3. Center TP processes around standard data to decrease risk
Develop a three-year plan for TP processes that systemically decreases risk instead of continuing traditional TP processes that follow the outdated, linear approach of planning, implementing and ultimately supporting positions. “Traditional and siloed” TP processes are outdated and may not be reflective of a cross border, global footprint, and therefore, may become riskier in this new world where double taxation is a bigger concern than before, and tax authorities have more information and data capabilities than ever. The capabilities of tax authorities will continue to rise, perhaps faster than those of businesses. TP functions must rely less on country-by-country management, so they gain the “bigger picture” of the totality of their positions and identify anything auditors might find objectionable. The world’s tax authorities already share tax data at unprecedented rates due to Tax Information Exchange Agreements. It is imperative businesses do the same thing within their organizations and do not leave their data siloed locally.

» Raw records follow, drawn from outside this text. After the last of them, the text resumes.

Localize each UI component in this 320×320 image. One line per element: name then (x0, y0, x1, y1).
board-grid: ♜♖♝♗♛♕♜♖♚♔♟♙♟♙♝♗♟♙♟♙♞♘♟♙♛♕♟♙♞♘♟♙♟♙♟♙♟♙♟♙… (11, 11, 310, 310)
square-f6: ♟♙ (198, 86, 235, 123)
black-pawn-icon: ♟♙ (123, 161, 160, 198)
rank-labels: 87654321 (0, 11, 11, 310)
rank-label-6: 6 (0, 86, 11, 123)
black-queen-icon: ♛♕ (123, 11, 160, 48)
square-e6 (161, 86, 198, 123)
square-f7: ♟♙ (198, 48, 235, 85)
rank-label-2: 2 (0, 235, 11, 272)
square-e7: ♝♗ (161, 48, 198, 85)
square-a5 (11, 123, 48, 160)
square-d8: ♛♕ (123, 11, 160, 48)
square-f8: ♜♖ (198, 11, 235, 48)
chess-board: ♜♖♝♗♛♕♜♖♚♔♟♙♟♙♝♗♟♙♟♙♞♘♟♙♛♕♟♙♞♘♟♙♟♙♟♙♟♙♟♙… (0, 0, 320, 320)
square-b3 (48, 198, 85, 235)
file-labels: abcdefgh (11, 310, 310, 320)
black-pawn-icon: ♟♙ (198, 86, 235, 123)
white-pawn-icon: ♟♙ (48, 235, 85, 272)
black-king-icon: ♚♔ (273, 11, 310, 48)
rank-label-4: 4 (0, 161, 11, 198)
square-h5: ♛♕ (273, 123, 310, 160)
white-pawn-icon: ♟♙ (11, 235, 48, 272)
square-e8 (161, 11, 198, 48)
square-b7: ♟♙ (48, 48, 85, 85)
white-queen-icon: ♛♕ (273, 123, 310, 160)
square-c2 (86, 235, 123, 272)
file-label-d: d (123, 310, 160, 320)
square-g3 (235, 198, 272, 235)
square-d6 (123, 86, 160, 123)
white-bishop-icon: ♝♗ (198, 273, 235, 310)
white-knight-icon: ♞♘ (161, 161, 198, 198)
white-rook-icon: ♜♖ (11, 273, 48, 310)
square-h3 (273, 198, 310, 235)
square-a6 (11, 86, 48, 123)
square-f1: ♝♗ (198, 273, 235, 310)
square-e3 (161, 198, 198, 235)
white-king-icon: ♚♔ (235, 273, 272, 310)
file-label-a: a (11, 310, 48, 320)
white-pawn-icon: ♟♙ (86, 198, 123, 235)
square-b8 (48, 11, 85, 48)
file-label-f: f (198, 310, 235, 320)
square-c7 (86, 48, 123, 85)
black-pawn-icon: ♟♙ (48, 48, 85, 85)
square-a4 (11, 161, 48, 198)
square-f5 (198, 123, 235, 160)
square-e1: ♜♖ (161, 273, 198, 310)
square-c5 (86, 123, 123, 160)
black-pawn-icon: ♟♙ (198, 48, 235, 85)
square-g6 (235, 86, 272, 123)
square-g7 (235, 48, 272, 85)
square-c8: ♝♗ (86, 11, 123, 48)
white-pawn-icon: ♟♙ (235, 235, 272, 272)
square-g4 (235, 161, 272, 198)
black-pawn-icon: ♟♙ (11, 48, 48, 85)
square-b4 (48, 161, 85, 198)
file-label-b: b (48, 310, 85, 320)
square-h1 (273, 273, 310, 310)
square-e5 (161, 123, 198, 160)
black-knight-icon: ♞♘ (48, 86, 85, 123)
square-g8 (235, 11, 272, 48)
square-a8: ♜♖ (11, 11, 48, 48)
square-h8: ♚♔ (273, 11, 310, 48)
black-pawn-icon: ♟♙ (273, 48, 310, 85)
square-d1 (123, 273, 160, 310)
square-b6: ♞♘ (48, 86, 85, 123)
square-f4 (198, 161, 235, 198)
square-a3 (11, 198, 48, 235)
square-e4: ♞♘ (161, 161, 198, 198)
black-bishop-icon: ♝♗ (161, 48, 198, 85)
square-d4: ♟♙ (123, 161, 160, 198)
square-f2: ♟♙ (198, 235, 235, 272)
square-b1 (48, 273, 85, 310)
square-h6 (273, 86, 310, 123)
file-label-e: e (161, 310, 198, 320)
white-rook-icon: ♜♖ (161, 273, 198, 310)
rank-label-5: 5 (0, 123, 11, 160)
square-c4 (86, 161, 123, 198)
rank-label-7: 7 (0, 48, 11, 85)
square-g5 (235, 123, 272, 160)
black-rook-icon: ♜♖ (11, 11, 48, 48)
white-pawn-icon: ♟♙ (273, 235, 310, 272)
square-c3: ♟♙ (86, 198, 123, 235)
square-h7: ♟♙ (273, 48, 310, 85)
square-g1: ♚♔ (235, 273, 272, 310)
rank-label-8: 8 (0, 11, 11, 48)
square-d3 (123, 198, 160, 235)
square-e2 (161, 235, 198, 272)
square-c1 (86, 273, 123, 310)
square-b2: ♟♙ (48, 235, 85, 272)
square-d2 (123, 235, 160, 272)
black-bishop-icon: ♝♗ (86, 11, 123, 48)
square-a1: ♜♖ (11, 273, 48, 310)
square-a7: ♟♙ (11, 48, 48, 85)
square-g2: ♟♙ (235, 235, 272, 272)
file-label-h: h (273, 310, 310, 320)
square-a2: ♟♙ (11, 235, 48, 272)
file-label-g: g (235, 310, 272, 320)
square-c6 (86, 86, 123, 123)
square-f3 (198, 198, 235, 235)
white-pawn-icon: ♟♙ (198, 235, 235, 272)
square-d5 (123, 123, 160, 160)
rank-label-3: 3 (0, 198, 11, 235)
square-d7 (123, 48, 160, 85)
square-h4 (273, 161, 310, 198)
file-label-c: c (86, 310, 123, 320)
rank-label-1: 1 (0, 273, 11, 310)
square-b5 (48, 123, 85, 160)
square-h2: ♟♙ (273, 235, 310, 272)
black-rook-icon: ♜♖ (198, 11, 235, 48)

4. Prepare for a world where data underpins your transfer pricing approach
Define your external and internal narrative and rely on standardized data to tell it and to align the business’ tax positions with broader business objectives. Standardized data will also help prepare the organization for TP controversy and to meet its expectations for GenAI-powered efficiencies and analytics that deliver better insights to the C-Suite.
5. Prepare to engage more with the C-suite
Ultimately, systemic change in TP processes will free up TP professionals to play a bigger role in advising the rest of the business. It’s critical that TP professionals advise on key business decisions that affect profits and losses and balance sheets. Gaining more certainty around TP and tax matters will also help TP professionals better help the business react to economic and geopolitical disturbances in a tax-neutral manner.
Summary
The 2024 EY International Tax and Transfer Pricing Survey finds global businesses are concerned about double taxation due to global tax reforms and rising tax controversy and are seeking certainty about their positions. At the same time, they’re contending with a variety of external pressures including inflation, supply chain shifts and geopolitical disruptions. Companies will need to shift their focus to relying on data and technology to facilitate their need for certainty.